Rae and I picked out new hats and we headed back onto the “mean” streets of Dublin. I protectively clutched my hat’s braids until we got back to the B&B that night.
But…an hour after the parade ended, hat #2 got stolen, this time by a group of tween girls. I decided to give up on having a hat for the rest of festivities.
The parade ending also meant it was time to party and we headed to the bars of downtown Dublin. The rest of the night passed in a crazy haze of crowded bars, green necklaces, Guinness beer, crowded dance floors, Jameson shots, men fighting in the streets, a lot of laughter, and people running around in Leprechaun costumes.
At the end of the night, we climbed onto the top level of a double decker bus, still hyper and elated from the night.
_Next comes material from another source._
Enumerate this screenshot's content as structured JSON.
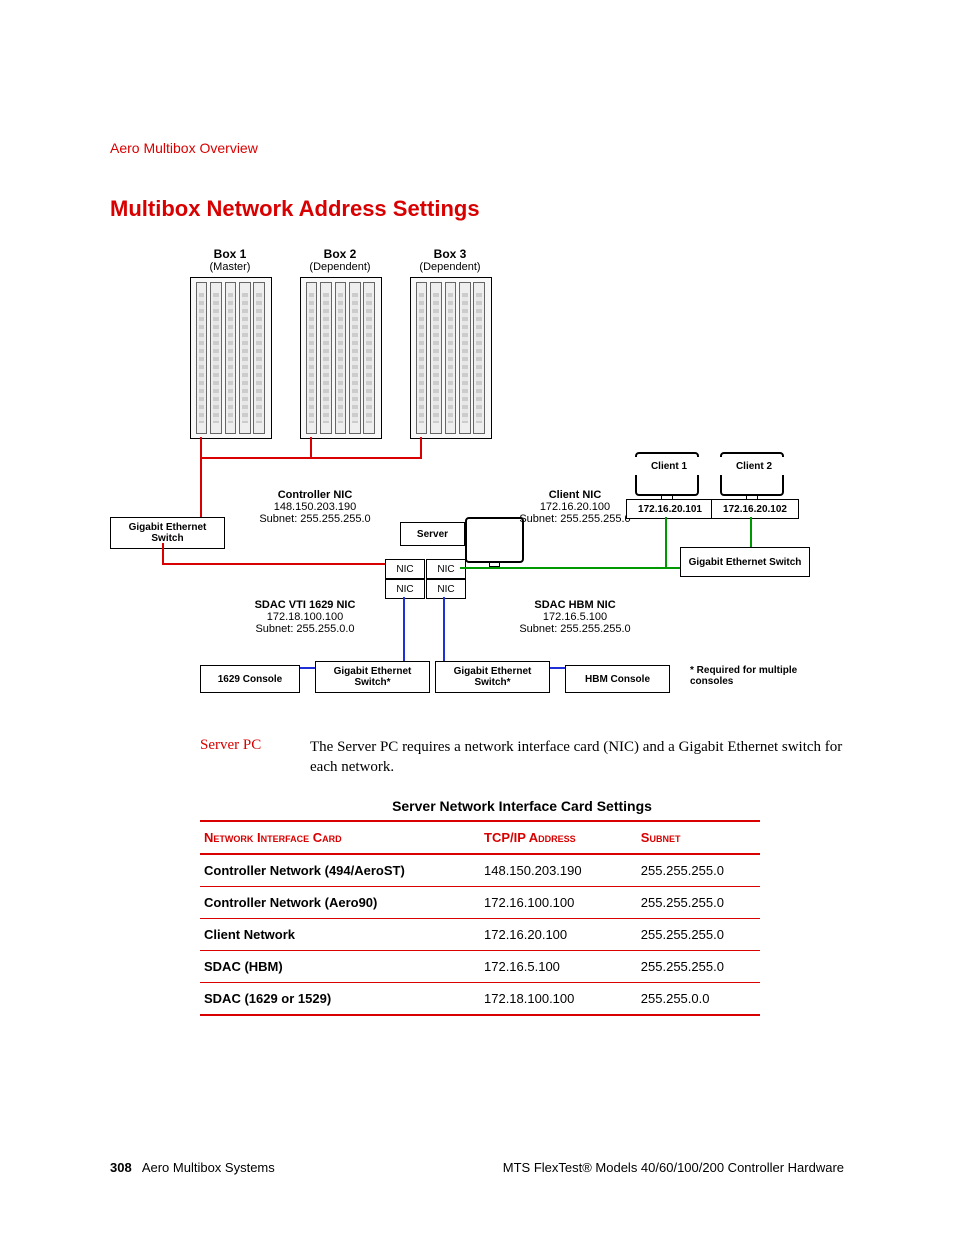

“That was CRAZY!” Cee exclaimed.
“Oh my gosh, so fun!” I added to her excitement.
“SUPER fun,” Rae agreed.
We all looked at Kay.
She shrugged. “Yeah, it was really funny, but…I guess I was expecting it to be crazier.”
I exchanged an incredulous look with the other girls, the night’s events running through my head, which involved some of the drunkest groups of people from every nationality in one place that I’d ever seen.
We stared back at Kay, speechless. Cee spoke first.
“What did you expect?” Cee asked. “People jumping off buildings?!”